Now to Jim is Cool. If your rear sprocket isn't spoken for already, I'll take it. I'm sure I can bury a 20 dollar purchase without anyone (and I do mean anyone) noticing. Get back to me with the how's and where's and it's a done deal.
:happy44:

Bill Anderson
01-02-2005, 11:15 AM
The rear Ohlins actually comes pretty well set up, I'm (ahem) a svelt 230 (yeah yeah, I really need to lose those 30....).

The rear works well for me alone with loaded luggage/tent/sleeping bag etc, and it also works just fine on the track.

BTW, I just looked and I have a brand new 40T rear in my garage, never used it because I changed to a 520 chain.

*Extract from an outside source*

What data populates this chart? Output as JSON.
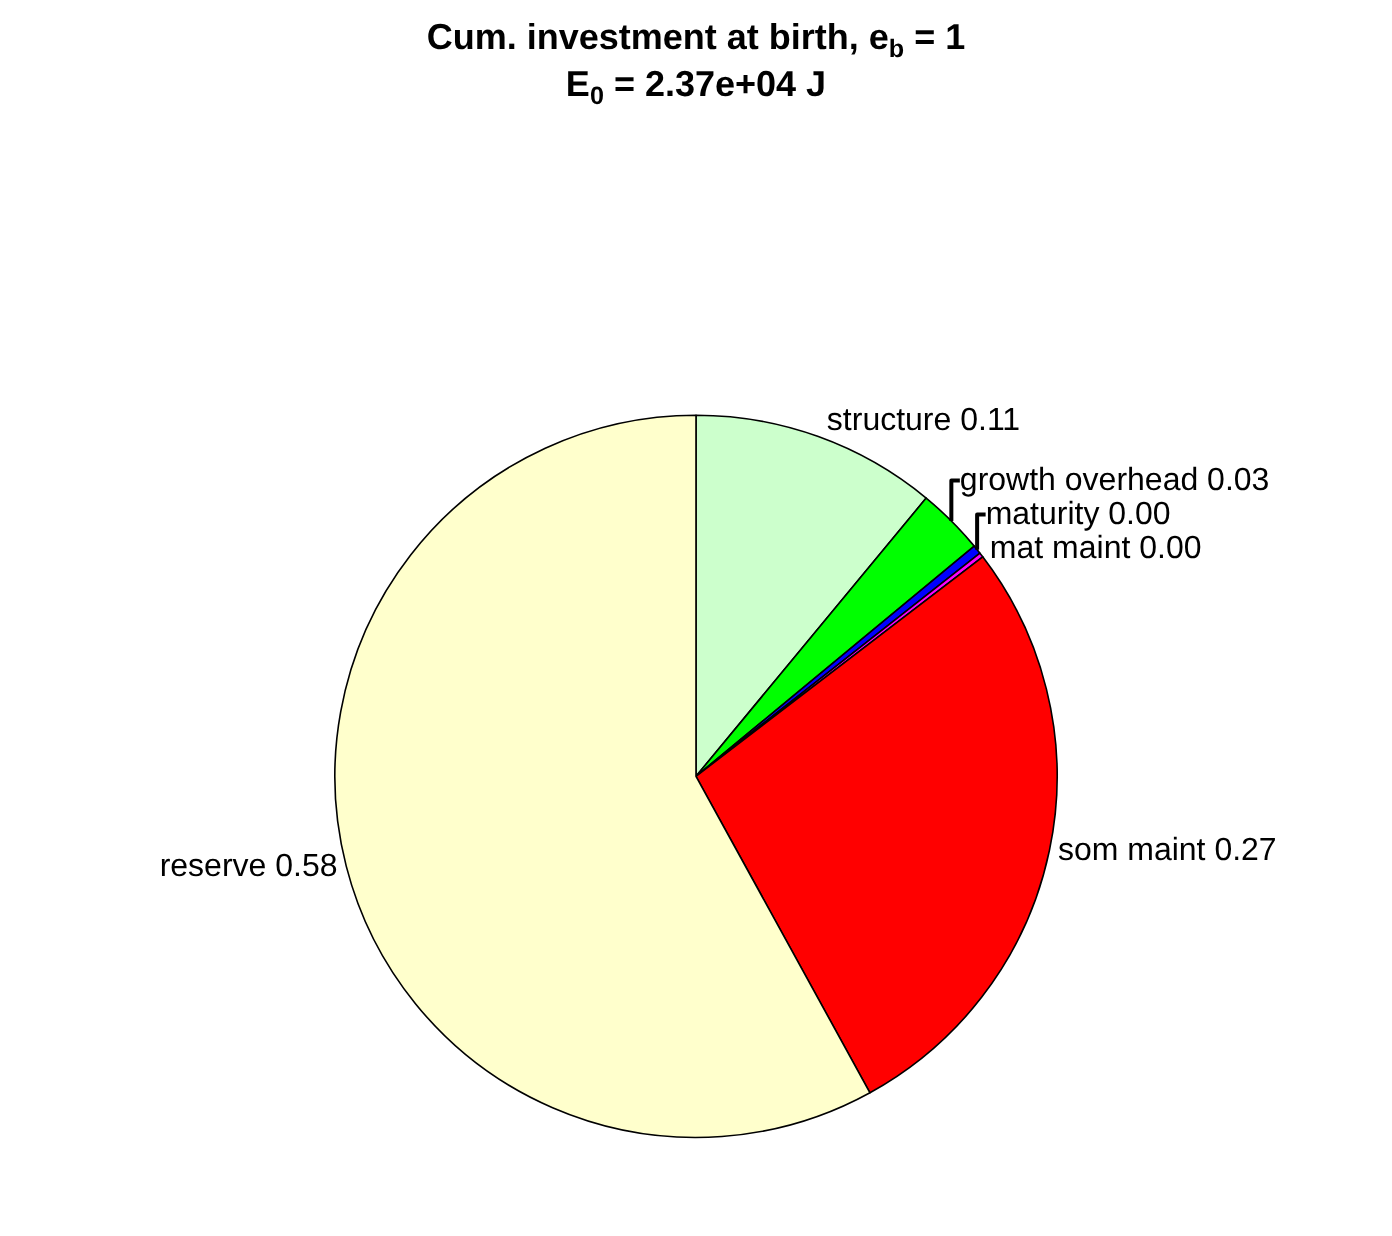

Anyone want it, first 20 bucks takes it!

I am about in the same weight range as you (and I really need to lose those 30 as well) and l noticed a big difference when I had the heavier spring installed, especially when riding 2 up with my son. I had Randy at Ducati Seattle adjust the sag with me sitting on the bike after he installed the heavier spring and moved the preload adjustment collar farther down the shaft for a wider adjustment range. My front suspension is still stock.
I too purchased a 40T rear sprocket which I will try when it is time to change sprockets and chain. I found the OEM 38T rear sprocket to work better and better as the bike got broken in and I adjusted to the it, but I never use 6th gear as I pretty much stick to the speed limit on the freeway.